In Sudan, the Pull of Peace and Oil

Expats From South Stream Homeward As Region Rebuilds

By Emily Wax
Washington Post Foreign Service
Sunday, September 4, 2005; Page A18

RUMBEK, Sudan -- Wearing a bright orange jersey and baggy jeans, Riang Thian, 27, sauntered into a thatch-roofed bar and made a request in his acquired Tennessee twang.

"Ya'll have high-speed Internet?" the recently returned refugee asked, getting only blank looks in response. "Oh man," he said, "my country needs a lot of work."

Expats from south stream homeward as region rebuilds.
Photos
Changes for Sudan
Expats from south stream homeward as region rebuilds.

With peace in place after a 21-year civil war and the discovery of oil in the region, southern Sudan, one of the poorest places in Africa, suddenly has the potential to become one of the richest. It is luring home people such as Thian and galvanizing veterans of its long guerrilla war.
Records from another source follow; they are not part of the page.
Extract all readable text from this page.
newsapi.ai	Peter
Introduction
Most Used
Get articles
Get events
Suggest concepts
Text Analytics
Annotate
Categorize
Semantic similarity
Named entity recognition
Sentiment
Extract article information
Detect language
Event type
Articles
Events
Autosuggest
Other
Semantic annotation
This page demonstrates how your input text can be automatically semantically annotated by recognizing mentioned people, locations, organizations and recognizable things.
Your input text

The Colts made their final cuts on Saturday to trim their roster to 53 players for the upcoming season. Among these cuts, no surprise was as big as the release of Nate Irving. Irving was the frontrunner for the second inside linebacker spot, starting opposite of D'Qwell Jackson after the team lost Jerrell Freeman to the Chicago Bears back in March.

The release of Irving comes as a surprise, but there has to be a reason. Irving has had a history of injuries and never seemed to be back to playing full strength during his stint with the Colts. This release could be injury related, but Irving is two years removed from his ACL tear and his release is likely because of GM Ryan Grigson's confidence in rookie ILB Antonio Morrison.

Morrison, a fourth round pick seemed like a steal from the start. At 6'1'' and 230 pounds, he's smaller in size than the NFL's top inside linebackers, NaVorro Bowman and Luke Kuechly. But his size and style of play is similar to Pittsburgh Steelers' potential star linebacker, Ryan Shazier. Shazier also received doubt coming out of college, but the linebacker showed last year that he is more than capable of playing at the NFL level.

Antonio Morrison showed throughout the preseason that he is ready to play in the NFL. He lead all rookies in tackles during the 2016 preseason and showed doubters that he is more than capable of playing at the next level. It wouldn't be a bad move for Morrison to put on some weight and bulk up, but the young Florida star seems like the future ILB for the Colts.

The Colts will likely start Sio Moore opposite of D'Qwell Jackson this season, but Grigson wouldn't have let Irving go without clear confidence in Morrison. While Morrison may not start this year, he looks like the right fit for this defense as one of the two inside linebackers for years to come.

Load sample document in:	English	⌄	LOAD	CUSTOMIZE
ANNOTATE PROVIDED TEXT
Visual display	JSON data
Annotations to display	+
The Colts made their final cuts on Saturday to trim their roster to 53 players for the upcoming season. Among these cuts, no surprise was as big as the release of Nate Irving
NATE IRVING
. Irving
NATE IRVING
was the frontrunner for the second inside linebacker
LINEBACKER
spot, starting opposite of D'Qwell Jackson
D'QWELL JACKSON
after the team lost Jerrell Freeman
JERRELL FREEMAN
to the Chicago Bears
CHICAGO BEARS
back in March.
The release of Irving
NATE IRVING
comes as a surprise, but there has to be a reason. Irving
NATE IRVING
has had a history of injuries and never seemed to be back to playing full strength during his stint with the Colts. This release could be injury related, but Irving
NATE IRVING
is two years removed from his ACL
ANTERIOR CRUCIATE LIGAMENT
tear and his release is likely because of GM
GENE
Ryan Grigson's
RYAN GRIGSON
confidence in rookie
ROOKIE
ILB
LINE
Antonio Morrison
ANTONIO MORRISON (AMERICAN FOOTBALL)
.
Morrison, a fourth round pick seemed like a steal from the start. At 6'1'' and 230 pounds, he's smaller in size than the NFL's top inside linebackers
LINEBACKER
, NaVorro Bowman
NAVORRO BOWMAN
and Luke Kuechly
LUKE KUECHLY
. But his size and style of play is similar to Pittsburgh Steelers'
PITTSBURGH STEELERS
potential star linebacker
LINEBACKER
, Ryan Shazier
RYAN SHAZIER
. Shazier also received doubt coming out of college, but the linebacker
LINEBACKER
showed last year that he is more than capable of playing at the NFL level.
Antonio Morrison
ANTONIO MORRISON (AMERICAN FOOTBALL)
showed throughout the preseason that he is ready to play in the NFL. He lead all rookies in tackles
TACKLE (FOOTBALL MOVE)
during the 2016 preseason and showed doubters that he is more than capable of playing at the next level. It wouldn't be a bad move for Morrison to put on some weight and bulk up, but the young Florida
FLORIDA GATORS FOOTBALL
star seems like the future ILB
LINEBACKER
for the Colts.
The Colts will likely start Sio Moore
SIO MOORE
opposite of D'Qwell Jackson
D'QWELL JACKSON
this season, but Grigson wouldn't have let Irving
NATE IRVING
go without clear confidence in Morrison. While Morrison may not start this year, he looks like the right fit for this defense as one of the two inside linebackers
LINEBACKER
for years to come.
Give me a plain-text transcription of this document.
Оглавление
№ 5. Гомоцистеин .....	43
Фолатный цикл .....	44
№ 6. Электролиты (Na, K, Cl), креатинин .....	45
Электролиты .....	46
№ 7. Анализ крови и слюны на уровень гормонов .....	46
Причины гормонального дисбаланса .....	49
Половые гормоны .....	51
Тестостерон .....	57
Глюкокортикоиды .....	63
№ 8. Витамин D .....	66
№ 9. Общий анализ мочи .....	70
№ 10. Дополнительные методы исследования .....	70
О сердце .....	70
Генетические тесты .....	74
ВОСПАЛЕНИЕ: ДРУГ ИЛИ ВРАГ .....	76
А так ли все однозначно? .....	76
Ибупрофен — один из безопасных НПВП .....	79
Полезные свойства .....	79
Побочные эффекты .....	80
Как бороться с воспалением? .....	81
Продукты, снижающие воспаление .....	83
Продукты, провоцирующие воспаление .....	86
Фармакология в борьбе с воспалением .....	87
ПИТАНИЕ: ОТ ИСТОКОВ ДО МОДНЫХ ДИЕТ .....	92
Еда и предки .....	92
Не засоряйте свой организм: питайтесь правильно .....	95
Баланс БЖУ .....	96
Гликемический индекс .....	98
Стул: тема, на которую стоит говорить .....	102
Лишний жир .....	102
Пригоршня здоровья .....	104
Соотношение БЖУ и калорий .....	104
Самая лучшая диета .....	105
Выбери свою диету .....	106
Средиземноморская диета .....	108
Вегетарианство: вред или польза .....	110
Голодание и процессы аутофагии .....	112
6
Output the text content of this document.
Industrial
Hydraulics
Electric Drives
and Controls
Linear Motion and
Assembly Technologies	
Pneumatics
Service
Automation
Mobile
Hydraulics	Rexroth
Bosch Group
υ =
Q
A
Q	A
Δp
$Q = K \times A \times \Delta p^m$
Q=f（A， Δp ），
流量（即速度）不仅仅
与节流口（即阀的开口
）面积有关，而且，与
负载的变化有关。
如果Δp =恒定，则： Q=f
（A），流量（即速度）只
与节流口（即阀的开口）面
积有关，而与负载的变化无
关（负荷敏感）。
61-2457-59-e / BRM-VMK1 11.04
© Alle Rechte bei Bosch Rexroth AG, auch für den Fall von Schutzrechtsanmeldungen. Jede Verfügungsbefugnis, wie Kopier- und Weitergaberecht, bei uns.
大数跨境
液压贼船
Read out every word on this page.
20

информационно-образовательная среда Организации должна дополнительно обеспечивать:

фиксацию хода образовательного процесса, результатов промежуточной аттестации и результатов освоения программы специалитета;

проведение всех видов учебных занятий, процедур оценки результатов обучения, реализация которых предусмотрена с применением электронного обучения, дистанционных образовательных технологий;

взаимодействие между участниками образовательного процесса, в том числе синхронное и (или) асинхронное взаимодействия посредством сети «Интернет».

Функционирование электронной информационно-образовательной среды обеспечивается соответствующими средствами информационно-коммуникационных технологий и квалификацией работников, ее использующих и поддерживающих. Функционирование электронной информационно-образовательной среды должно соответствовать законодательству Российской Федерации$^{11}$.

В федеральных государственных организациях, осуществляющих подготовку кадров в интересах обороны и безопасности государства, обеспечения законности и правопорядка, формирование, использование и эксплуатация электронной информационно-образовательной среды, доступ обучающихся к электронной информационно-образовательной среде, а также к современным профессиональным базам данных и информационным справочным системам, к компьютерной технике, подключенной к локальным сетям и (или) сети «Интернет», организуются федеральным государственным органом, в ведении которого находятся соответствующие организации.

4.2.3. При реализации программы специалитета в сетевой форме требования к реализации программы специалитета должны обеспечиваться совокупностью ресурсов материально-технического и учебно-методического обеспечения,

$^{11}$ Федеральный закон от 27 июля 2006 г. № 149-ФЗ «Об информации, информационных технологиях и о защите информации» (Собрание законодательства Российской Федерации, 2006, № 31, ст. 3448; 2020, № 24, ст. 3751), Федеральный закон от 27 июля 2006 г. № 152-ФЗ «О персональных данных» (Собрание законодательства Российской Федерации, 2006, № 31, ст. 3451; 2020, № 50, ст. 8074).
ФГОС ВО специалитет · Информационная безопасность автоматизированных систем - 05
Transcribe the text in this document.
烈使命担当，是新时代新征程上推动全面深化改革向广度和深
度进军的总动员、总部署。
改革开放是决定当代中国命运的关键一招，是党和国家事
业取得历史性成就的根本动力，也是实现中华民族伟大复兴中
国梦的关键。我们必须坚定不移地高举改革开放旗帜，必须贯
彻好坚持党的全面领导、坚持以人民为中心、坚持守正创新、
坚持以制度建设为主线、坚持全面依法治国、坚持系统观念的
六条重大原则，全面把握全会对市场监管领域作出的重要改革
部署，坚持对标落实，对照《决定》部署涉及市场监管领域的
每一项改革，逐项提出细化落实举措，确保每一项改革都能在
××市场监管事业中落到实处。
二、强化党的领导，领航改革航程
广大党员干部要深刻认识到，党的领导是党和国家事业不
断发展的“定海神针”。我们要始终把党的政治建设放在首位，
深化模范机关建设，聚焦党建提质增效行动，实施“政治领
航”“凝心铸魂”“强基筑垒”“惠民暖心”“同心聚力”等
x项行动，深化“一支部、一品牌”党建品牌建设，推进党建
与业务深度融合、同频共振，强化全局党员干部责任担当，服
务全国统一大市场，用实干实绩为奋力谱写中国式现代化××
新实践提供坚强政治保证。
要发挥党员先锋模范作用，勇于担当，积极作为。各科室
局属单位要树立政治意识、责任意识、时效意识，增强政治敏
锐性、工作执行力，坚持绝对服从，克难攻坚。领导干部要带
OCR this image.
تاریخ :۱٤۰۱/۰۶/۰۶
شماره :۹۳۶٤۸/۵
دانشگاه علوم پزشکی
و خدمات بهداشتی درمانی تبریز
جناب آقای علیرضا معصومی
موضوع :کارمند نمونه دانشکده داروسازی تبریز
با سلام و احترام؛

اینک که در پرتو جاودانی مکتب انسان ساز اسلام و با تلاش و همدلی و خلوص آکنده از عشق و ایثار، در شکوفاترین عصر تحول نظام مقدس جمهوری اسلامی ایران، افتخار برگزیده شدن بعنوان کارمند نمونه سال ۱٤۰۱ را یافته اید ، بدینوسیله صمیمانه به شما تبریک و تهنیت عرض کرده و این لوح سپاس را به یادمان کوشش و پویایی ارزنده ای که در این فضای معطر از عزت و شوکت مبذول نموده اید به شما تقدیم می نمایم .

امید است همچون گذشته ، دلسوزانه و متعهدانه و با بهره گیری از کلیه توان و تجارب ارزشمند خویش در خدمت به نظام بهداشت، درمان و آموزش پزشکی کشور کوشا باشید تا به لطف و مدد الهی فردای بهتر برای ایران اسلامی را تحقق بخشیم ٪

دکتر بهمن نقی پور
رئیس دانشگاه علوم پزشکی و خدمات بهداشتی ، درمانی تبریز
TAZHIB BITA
As a new society emerges, roads and schools are being built, and the Internet is not far behind.

Thian left Sudan nine years ago, fleeing across the border to Ethiopia and eventually reaching the United States. There, he finished school and worked as a baggage manager at a Tennessee airport, saving money and hoping to return home.

He made it back this summer, but when he arrived, Thian found a devastated region where land mines blocked him from returning to his childhood village, 200 miles from this regional capital.

Even in Rumbek, desperate people tugged on his trendy clothes, begging for food. The depressing scene seemed far from the optimistic stories of peace he had read in the United States. With a bachelor's degree in aerospace administration from Middle Tennessee State University, Thian was offered a job instantly -- but he found it just as disorienting as his return.

"They asked me to be air traffic controller!" he bellowed, sweating under the pounding sun. "I was like, 'Dang, I don't really know how to do that.' But they will train me, so I was like, 'Okay, whatever.' "

Thian's willingness to take a chance embodies the general mood in postwar southern Sudan, where the stakes for millions of people are as high as their hopes.

More than 2,000 Sudanese professionals have returned from East Africa and the West since the north-south peace accord was signed in January. They include businessmen, college professors and basketball players, as well as recent graduates hoping to land a job. Some have reunited with family members; others, like Thian, have moved into tent-hotels set up by an American firm.

"We're not talking about reconstruction. We are talking about total construction. The U.N. has never undertaken anything like this," said David Gressly, the head of U.N. operations in southern Sudan. "The opportunities here are tremendous. But so are some of the risks."

On July 31, just weeks after Thian returned, John Garang, the leader of the southern rebel movement and key architect of the peace deal, died in a helicopter crash, causing concern that the shaky agreement would collapse.

Thian said he prayed when he heard the news and then unwound in his tent, spinning hip-hop songs on his CD player. But rioting soon broke out in the capital, Khartoum, and in the southern city of Juba, pitting Muslim northerners against Christian and animist southerners.